A subsidiária de Luxemburgo, por exemplo, a iTunes S.ar.l., tem apenas algumas dezenas de empregados, segundo documentos da companhia apresentados às autoridades fiscais naquele país. Mas, quando os clientes de toda a Europa, África ou Oriente Médio - e possivelmente de outras partes do mundo - baixam uma música, um programa de TV ou um aplicativo, a venda é registrada naquela minúscula nação, segundo alguns executivos, atuais e mais antigos.
O país prometeu tributar os pagamentos feitos à Apple e a numerosas outras empresas de tecnologia a juros baixos, desde que as transações sejam feitas via Luxemburgo. Os impostos que teriam de ir aos governos da Grã-Bretanha, França, Estados Unidos e dezenas de outras nações, vão para o Luxemburgo, onde recebem descontos.
Em 2011, a receita da iTunes S.ar.l. foi superior a US$ 1 bilhão, segundo um executivo da Apple, representando aproximadamente 20% das vendas mundiais do Itunes.
A Apple é um exemplo de como as gigantes do setor de tecnologia se aproveitam de leis fiscais elaboradas para uma era industrial, que não são mais adequadas para a economia digital dos nossos dias. Alguns lucros de companhias como a Apple, Google, Amazon, Hewlett-Packard e Microsoft derivam não de bens físicos, mas dos royalties sobre a propriedade intelectual, como as patentes do software que faz funcionar os aparelhos.
Outras vezes, os próprios produtos são digitais, como as músicas baixadas. É muito mais fácil para as empresas com royalties e produtos digitais transferir os lucros para países onde os impostos são baixos do que, por exemplo, para lojas de produtos alimentícios ou montadoras. Um aplicativo baixado, ao contrário de um carro, pode ser vendido de qualquer lugar do mundo.

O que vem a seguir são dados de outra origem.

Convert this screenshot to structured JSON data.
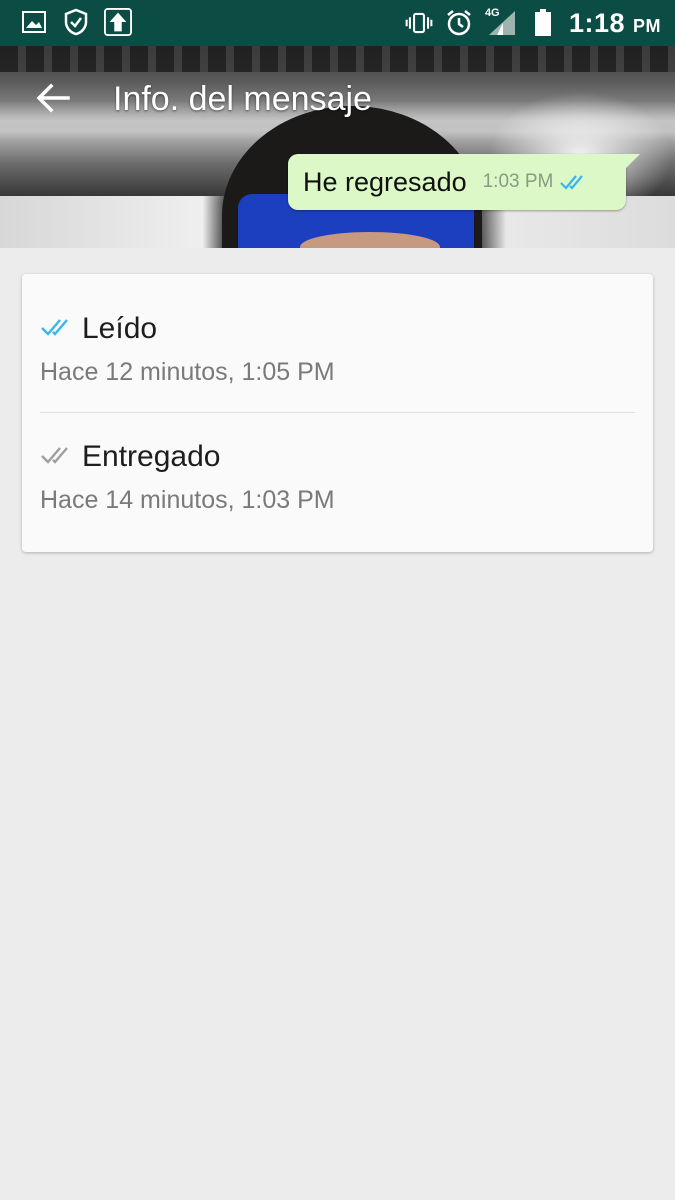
{
  "status_bar": {
    "left_icons": [
      "image-icon",
      "shield-check-icon",
      "upload-icon"
    ],
    "right_icons": [
      "vibrate-icon",
      "alarm-icon",
      "signal-icon",
      "battery-icon"
    ],
    "network": "4G",
    "time": "1:18",
    "ampm": "PM"
  },
  "header": {
    "title": "Info. del mensaje",
    "back_icon": "arrow-back-icon"
  },
  "message": {
    "text": "He regresado",
    "time": "1:03 PM",
    "ticks_color": "#34b7f1"
  },
  "receipts": [
    {
      "label": "Leído",
      "time": "Hace 12 minutos, 1:05 PM",
      "ticks_color": "#34b7f1"
    },
    {
      "label": "Entregado",
      "time": "Hace 14 minutos, 1:03 PM",
      "ticks_color": "#9e9e9e"
    }
  ],
  "colors": {
    "status_bar_bg": "#0b4d44",
    "bubble_bg": "#dcf8c6",
    "page_bg": "#ececec",
    "read_blue": "#34b7f1"
  }
}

Paradoxo. A economia digital, cada vez mais difundida, é um enigma para os legisladores que supervisionam a tributação das empresas. Embora a tecnologia seja hoje um dos maiores setores e mais valiosos da nação, muitas empresas de tecnologia são algumas das menos taxadas, segundo dados do governo e das próprias companhias.

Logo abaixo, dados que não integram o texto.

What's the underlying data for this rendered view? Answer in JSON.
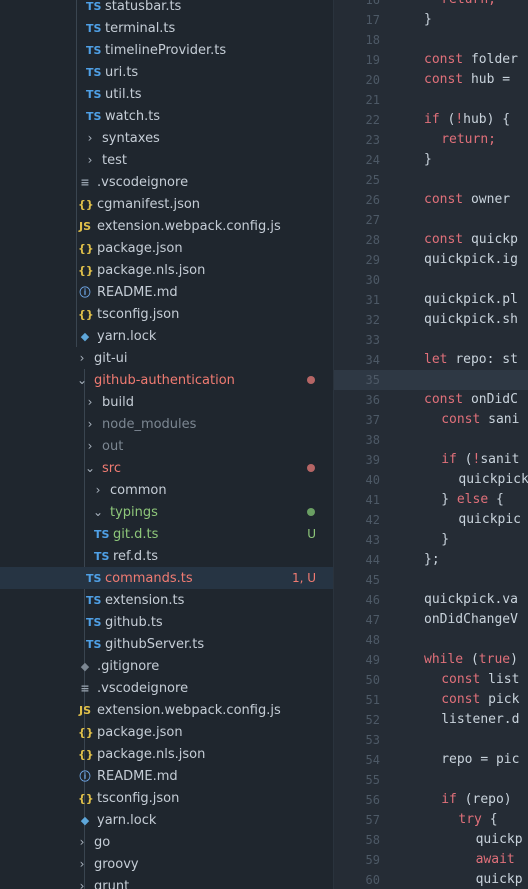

Os impostos pagos pela Apple são baixos mesmo entre as outras empresas de tecnologia. E, embora a corporação tenha recuperado setores, promovido o crescimento econômico e encantado os consumidores, também criou estratégias corporativas aproveitando as brechas do código fiscal, segundo ex-executivos que ajudaram a criá-las.
A Apple, afirmam esses executivos, revelou um talento especial em identificar estas brechas e contratar especialistas em contabilidade conhecidos pela capacidade de inovação. Nos anos 80, por exemplo, a Apple foi a primeira grande corporação a designar as distribuidoras no exterior como "comissionadas", e não como varejistas, disse Michael Rashkin, o primeiro diretor de política fiscal da Apple, que ajudou a montar este sistema antes de deixar a companhia em 1999.

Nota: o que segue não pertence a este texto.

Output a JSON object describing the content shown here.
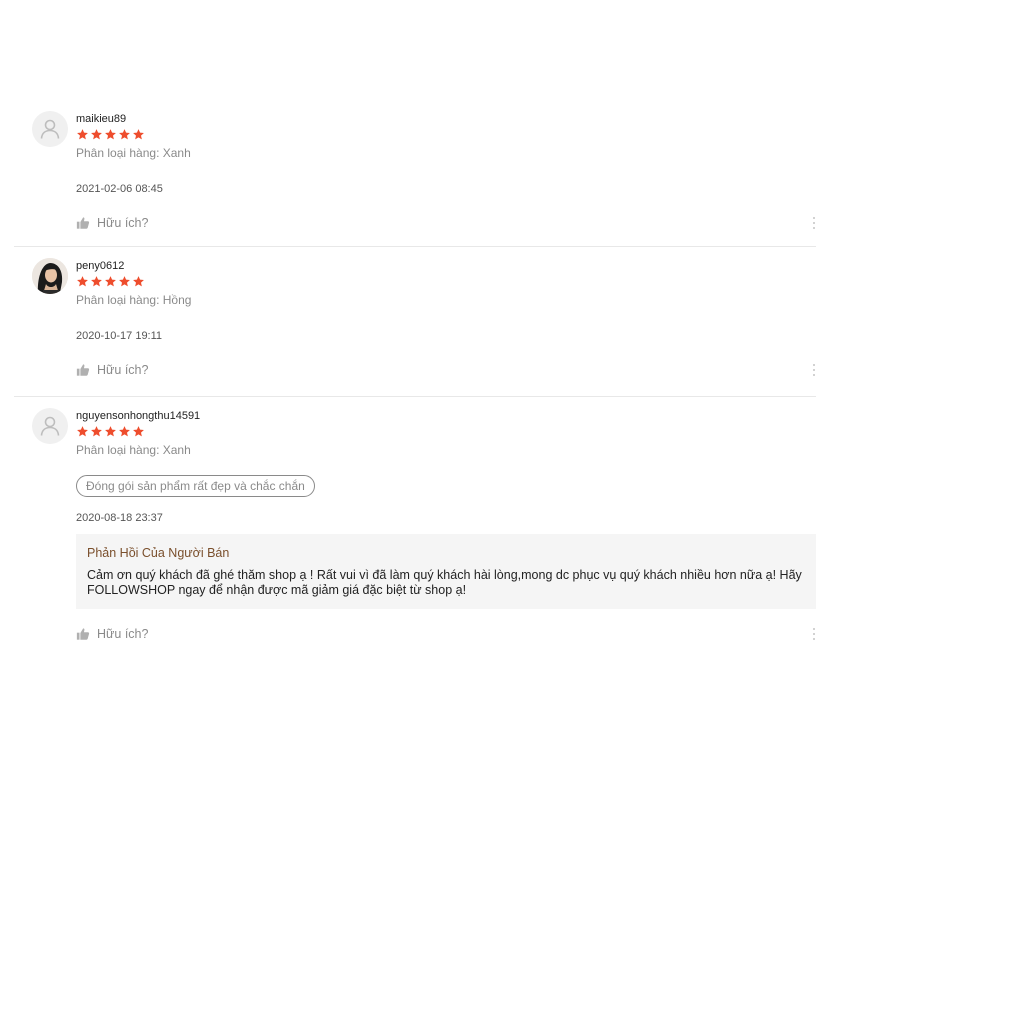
{
  "reviews": [
    {
      "username": "maikieu89",
      "rating": 5,
      "variation": "Phân loại hàng: Xanh",
      "tag": null,
      "timestamp": "2021-02-06 08:45",
      "helpful_label": "Hữu ích?",
      "avatar": "default-user-icon"
    },
    {
      "username": "peny0612",
      "rating": 5,
      "variation": "Phân loại hàng: Hồng",
      "tag": null,
      "timestamp": "2020-10-17 19:11",
      "helpful_label": "Hữu ích?",
      "avatar": "user-photo"
    },
    {
      "username": "nguyensonhongthu14591",
      "rating": 5,
      "variation": "Phân loại hàng: Xanh",
      "tag": "Đóng gói sản phẩm rất đẹp và chắc chắn",
      "timestamp": "2020-08-18 23:37",
      "seller_reply": {
        "title": "Phản Hồi Của Người Bán",
        "text": "Cảm ơn quý khách đã ghé thăm shop ạ ! Rất vui vì đã làm quý khách hài lòng,mong dc phục vụ quý khách nhiều hơn nữa ạ! Hãy\nFOLLOWSHOP ngay để nhận được mã giảm giá đặc biệt từ shop ạ!"
      },
      "helpful_label": "Hữu ích?",
      "avatar": "default-user-icon"
    }
  ],
  "colors": {
    "star": "#ee4d2d",
    "muted": "#8a8a8a",
    "reply_title": "#7a4f2c",
    "reply_bg": "#f5f5f5"
  }
}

Como as "comissionadas" nunca tomam tecnicamente posse do estoque - o que exigiria que elas reconhecessem os impostos -, o sistema permite que um vendedor na Alemanha, por exemplo, onde os impostos são elevados, venda computadores em nome de uma subsidiária em Cingapura, onde os impostos são baixos.
Além disso, a Apple foi a pioneira numa técnica de contabilidade conhecida como "Double Irish with a Dutch Sandwich" (acordo entre países da Europa para reduzirem sua carga fiscal), pela qual os impostos são reduzidos canalizando os lucros através de duas subsidiárias irlandesas e a Holanda e, depois, para o Caribe. Em 2004, a Irlanda, uma nação com menos de 5 milhões de habitantes, gerou mais de um terço da receita global da Apple.
Sem essas táticas, no ano passado, o total de impostos federais da Apple nos EUA provavelmente chegaria a US$ 2,4 bilhões a mais, segundo o recente estudo de um ex-economista do Departamento do Tesouro, Martin A. Sullivan.
Na realidade, a companhia pagou em dinheiro vivo impostos no valor de US$ 3,3 bilhões em todo o mundo, sobre lucros registrados de US$ 34,2 bilhões no ano passado, a uma taxa de 9,8%. Em comparação, a varejista Walmart pagou no mundo todo impostos de US$ 5,9 bilhões sobre lucros de US$ 23,4 bilhões, a uma taxa de 24%, aproximadamente a média das companhias de outros setores que não o de tecnologia.